4. Muncul lebih banyak masalah yang harus diselesaikan.
Keberhasilan menjaga hutan memang menyederhanakan kompleksitas masalah. Namun, mempertahankannya juga perlu usaha yang lebih keras. Saat hutan sudah rapi dan bersih maka tuntutan lain akan bermunculan. Katakanlah rakyat berhenti merambah hutan, apakah hal ini menghentikan korporasi besar dalam melakukan ekspansi? Atau mari berasumsi sebaliknya, perusahaan berhenti berekspansi namun rakyat menjerit minta diberi lahan. Pemerintah akan tambah pusing dan masalah justru lebih kompleks.
Namun, tentu saja itu masalah lain dan masalah nanti. Jeritan alam jauh terlebih dahulu perlu didengarkan. Kestabilan ekosistem perlu dijaga karena faktanya manusia tidak bisa hidup lepas dari alam. Mungkin bisa dibantah dengan argumen, “Iptek sudah begitu maju, bahkan daging dan oksigen bisa dibuat di laboratorium.” Betul sekali, tapi kamu kira laborannya gak butuh oksigen atau daging asli buat tetap hidup?
Terakhir, isu yang paling ‘seksi’ dan aktual. Kebijakan Food Estate yang sedang panas-panasnya diperbincangkan menjadi sebuah kontradiksi yang layak diberi panggung. Kalau mengolah gambut mendatangkan keuntungan, mengapa negara lain perlu repot menjanjikan uang untuk mempertahankan gambut? Selain itu, nilai ekonomi sawit dan kontribusinya yang begitu besar terhadap pendapatan negara memunculkan logika lain. Ubah saja hutan menjadi sawit maka kita kaya.
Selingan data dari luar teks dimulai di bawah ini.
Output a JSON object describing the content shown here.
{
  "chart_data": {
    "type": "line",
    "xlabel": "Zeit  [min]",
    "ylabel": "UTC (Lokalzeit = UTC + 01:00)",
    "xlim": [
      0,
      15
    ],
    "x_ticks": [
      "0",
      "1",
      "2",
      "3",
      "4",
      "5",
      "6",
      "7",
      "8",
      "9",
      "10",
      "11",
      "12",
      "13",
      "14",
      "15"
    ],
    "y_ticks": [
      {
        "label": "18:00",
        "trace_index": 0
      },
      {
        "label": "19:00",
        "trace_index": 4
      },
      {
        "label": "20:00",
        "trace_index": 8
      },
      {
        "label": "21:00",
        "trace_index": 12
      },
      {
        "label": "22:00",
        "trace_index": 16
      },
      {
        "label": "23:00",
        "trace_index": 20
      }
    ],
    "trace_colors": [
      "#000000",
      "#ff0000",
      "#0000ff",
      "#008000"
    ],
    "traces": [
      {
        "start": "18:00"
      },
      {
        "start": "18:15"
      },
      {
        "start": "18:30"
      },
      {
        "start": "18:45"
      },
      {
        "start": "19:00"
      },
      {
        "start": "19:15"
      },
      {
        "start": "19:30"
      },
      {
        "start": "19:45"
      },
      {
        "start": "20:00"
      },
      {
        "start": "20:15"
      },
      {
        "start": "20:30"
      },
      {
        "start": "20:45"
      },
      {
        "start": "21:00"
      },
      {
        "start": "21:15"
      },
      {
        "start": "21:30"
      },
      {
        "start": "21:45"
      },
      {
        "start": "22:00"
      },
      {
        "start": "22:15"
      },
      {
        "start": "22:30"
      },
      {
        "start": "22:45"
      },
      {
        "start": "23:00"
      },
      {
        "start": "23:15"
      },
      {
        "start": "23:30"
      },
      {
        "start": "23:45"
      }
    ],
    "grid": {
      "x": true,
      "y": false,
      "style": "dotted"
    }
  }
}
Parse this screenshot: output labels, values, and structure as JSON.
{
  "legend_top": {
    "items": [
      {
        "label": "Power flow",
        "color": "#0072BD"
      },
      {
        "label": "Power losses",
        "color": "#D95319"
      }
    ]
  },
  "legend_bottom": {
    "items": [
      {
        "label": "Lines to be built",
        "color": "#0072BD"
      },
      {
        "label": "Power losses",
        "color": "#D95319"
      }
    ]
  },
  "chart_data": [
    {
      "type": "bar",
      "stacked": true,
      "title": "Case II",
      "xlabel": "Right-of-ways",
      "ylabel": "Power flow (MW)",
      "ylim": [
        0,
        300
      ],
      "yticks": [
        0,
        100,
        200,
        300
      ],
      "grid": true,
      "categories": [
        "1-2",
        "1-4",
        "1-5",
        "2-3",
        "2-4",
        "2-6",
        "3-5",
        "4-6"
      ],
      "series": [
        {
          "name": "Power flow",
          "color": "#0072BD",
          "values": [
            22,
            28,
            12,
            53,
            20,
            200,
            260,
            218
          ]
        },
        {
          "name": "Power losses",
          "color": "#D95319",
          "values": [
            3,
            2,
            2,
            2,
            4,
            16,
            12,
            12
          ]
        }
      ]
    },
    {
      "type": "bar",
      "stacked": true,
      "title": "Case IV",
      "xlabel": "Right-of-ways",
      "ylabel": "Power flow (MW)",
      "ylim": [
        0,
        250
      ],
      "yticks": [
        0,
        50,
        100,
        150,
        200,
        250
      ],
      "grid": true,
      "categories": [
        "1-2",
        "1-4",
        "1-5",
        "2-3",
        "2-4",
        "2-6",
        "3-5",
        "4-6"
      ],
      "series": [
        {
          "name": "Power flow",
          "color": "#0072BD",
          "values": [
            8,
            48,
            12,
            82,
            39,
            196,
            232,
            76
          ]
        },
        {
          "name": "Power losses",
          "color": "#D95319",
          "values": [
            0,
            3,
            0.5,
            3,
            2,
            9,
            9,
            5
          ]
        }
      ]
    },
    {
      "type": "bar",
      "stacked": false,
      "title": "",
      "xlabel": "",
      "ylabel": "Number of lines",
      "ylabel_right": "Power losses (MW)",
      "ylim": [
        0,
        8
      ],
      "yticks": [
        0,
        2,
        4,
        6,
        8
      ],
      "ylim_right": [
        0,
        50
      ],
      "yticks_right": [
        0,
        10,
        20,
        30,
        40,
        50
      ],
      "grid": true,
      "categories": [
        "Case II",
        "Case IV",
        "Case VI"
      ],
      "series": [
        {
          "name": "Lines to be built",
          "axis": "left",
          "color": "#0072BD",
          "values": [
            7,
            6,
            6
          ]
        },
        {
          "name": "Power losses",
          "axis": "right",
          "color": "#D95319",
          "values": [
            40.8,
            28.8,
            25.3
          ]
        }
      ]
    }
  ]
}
Tentu permasalahannya tidak sesederhana ini. Food estate yang dicanangkan pemerintah, bahkan mungkin sudah berjalan, ini berada di lahan gambut dangkal. Meskipun sama-sama gambut, setidaknya ini gambut dangkal. Gambut dangkal. Kita harus mengapresiasi ide jenius ini. Terakhir tentang sawit, produksi minyak sawit Indonesia sudah tinggi. Kalau ditinggikan lagi mau mencari pasar ke mana? Lagipula sudah banyak seruan untuk mengurangi bahkan meninggalkan produk berbaku sawit hasil perambahan hutan. Kalau pasar meminta demikian, apakah masih perlu lahan sawit yang lebih luas?
Argumen pamungkas artikel ini adalah kalau dengan adanya skema perjanjian REDD+ saja masalah-masalah kehutanan masih tetap tinggi, bayangkan apa yang terjadi jika tidak ada skema ini? Sayangnya opsi pindah ke planet mars tetap saja butuh bekal. Kalau alam sudah habis manusia justru akan hidup seperti pengungsi di planet Mars. Di Bumi, pengungsi lebih beruntung karena masih ada manusia lain yang menampung, lah di Mars?